So much for buying "import" MP3s.

While watching BBC America recently, I discovered a Scottish singer named Sharleen Spiteri, formerly of the rock group Texas. I liked the cool-'60s sound of her single "All the Times I Cried," so I thought I'd check out her album online. I bopped over to the Amazon MP3 store -- which I'm loving after going virtual with my vast music collection -- but found that her album wasn't listed. It was available in Amazon's CD store, but only as an import disc selling for $22.

OK, so Spiteri hasn't hit stateside. "Not a problem," I thought. "I'll head over to the recently launched Amazon UK MP3 store." Sure enough, there was her album, "Melody," in all of its MP3 glory. After sampling the songs, I went through the motions to download them, essentially doing the 21st-century equivalent of buying the import CD. In fact, I already had an Amazon UK account from having ordered such discs in the past.

But when I went to check out, I was told I couldn't do it. The reason: territorial restrictions. Amazon explains on its site, "As required by our Digital Content providers, Digital Content will, unless otherwise designated, be available only to customers located in the United Kingdom."

To this music fan, that doesn't make any sense. The album is not available in the United States. So if I want it, I can order the import CD. But I can't legally download the MP3 version?

Skye Rossi, who oversees new media for the Minneapolis-based hip-hop label Rhymesayers, started laughing before I had even finished recounting my saga to him.

"There's this convergence of the old way of doing things in the music industry and the new way of doing things," he tried to explain after realizing how my story was going to end. My experience is the result of that clash, he said.

I'm not the first person to note this discrepancy. BBC News technology columnist Bill Thompson wrote about it in 2007, but he was complaining about it from the opposite shore of the Atlantic, as a Brit who couldn't buy from the U.S.-based Amazon MP3 store. This is a new problem for Americans, because Amazon UK launched its MP3 operation only in December.

Also, Thompson pegged the issue as the price to pay for the fact that Amazon's files can be freely copied, unlike iTunes (at the time; iTunes is in the process of changing that). But a check shows that Spiteri's album is not available through iTunes, either. "Melody" simply was not released in the United States.

Bands and labels have distribution deals around the world based on the territory, Rossi said. Rhymesayers strikes deals abroad, including with Amazon's MP3 stores in the United States and United Kingdom, but it tends to match its digital distribution with the physical product so that such problems don't exist, he said.

For example, Rhymesayers artist Atmosphere's "Seven Travels" is available in the Amazon UK store on CD as well as in MP3 versions.
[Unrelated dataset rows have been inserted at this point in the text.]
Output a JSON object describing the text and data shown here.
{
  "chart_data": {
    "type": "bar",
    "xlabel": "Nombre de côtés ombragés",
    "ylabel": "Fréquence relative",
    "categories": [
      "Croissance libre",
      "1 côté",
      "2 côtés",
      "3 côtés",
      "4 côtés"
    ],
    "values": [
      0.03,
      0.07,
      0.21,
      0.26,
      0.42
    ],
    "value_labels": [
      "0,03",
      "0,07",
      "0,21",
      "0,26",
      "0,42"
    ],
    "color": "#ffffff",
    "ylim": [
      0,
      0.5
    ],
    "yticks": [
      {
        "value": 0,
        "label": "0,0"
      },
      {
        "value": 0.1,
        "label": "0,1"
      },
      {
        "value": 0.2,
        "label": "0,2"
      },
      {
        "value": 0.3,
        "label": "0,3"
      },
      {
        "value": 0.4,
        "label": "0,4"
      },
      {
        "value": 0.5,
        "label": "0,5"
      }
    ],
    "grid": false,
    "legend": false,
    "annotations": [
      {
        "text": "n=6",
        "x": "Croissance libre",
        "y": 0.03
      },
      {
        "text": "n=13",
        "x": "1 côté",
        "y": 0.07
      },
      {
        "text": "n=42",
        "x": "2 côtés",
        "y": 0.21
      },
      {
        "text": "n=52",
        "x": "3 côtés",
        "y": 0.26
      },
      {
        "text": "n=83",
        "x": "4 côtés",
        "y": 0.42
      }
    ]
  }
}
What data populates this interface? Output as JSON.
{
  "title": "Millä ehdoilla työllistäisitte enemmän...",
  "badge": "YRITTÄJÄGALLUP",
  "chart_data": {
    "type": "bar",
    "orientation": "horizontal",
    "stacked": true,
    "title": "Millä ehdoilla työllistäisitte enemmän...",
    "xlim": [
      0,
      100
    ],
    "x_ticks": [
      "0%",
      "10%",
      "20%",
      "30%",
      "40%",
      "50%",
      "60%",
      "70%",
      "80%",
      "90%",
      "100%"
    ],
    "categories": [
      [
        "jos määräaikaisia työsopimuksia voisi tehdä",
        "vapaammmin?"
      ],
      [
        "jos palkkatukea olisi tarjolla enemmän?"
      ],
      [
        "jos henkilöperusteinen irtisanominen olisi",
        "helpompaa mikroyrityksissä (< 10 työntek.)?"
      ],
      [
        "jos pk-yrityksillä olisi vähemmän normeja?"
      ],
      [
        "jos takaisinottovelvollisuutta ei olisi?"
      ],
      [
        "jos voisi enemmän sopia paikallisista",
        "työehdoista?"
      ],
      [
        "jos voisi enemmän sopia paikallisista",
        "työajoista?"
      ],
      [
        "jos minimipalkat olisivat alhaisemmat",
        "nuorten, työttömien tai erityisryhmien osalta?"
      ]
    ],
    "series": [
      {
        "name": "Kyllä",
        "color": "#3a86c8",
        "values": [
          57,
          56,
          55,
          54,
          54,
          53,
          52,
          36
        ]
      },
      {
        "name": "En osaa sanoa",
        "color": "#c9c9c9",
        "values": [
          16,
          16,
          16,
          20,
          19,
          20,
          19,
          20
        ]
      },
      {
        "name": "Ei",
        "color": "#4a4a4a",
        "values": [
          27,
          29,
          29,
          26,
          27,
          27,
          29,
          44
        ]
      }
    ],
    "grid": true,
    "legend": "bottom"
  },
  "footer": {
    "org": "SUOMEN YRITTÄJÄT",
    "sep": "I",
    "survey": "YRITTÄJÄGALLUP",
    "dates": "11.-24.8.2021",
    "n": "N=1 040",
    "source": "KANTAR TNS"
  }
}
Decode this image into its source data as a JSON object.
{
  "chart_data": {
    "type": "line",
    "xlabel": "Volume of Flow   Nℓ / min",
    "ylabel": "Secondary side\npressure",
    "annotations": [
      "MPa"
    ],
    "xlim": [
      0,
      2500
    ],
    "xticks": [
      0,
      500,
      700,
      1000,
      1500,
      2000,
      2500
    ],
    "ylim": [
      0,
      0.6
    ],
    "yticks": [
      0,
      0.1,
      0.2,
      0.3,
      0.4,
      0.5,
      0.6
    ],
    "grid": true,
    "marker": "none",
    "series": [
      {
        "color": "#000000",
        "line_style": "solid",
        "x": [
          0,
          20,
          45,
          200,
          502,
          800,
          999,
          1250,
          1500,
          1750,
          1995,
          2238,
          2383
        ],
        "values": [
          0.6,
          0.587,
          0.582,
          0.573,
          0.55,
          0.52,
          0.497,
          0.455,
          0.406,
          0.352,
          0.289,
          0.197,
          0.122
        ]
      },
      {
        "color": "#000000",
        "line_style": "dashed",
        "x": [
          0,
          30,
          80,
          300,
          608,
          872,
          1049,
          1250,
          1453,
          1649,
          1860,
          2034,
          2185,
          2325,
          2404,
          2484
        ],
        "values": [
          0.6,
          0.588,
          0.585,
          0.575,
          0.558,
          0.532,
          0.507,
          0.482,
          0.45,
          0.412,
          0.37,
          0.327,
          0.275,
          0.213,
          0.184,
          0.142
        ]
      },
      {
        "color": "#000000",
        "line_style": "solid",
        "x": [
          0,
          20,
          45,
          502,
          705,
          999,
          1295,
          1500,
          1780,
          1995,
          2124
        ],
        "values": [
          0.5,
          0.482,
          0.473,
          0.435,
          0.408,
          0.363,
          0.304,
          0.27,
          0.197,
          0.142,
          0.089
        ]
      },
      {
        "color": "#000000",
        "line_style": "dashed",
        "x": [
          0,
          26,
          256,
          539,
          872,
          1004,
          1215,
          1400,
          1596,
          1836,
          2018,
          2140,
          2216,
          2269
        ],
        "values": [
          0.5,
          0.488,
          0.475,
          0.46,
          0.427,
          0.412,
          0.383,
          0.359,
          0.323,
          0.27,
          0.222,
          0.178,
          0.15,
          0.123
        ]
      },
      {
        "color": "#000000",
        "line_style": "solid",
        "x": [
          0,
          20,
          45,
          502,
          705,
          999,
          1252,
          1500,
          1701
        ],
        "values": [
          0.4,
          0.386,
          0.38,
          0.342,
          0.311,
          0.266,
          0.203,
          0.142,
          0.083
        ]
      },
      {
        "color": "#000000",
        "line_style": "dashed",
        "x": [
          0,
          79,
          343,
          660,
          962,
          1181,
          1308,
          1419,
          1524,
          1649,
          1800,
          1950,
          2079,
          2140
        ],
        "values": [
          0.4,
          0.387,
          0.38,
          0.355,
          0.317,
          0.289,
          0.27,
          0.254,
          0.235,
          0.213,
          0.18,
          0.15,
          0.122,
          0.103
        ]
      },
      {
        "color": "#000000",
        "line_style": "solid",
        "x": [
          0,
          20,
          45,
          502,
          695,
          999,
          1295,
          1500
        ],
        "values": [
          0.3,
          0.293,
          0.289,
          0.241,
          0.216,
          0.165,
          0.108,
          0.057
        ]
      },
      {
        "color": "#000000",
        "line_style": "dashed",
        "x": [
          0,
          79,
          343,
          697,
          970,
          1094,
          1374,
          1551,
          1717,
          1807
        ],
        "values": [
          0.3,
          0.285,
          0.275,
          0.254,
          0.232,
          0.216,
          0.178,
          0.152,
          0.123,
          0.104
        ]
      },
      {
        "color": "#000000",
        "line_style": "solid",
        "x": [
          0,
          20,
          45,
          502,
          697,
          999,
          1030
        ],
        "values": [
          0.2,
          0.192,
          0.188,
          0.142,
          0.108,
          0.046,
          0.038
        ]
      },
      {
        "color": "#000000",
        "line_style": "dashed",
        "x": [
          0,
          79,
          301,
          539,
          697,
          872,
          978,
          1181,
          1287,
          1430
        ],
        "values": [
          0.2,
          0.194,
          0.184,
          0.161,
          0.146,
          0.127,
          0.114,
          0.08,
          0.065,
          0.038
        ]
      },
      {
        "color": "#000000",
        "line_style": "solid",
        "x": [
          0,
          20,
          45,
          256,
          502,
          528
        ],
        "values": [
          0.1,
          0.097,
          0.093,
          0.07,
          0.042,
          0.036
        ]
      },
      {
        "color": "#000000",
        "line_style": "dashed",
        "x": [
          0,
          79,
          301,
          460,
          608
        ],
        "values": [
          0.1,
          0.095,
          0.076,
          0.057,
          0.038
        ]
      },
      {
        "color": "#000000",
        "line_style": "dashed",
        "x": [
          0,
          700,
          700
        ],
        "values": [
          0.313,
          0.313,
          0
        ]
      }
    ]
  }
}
So British fans of the Minneapolis group can buy the album in any form they want. The reverse isn't true for Spiteri because her label, Universal, apparently didn't strike any kind of U.S. distribution deal for her album.

So why can I still order Spiteri's CD as an import?

"Well, that's where it gets tricky," Rossi said. "And people in the industry are still trying to catch up to it."

Often, he said, middle companies that supply product to stores or deal directly with customers, such as Amazon, will sell discs in places where they really shouldn't. There's nothing to prevent a U.S. store or Amazon from buying import discs from a U.K. distributor and selling them stateside.

"We have no control over that," he said. But labels do exercise stricter controls over digital content.

I guess I'll just buy a used copy of Spiteri's CD for about the price I would have paid for a download and rip it myself. That's perfectly legal, but, ironically, she and her record company won't get any money as a result of that transaction.

As Thompson concluded in his column, "If the record companies continue to push their old-world business practices, insisting on territorial limits and other restrictions, then even Amazon will find it impossible to save the music industry from the implosion which lies ahead."

Rossi agreed that labels need to rethink their approach to digital downloads sold through online retailers such as iTunes and Amazon. He pointed out that even he can't check the offerings of his label on iTunes' UK site because of territorial restrictions.

"At this point, I think there are still a lot of people in the industry who aren't 100 percent sold on digital," he said.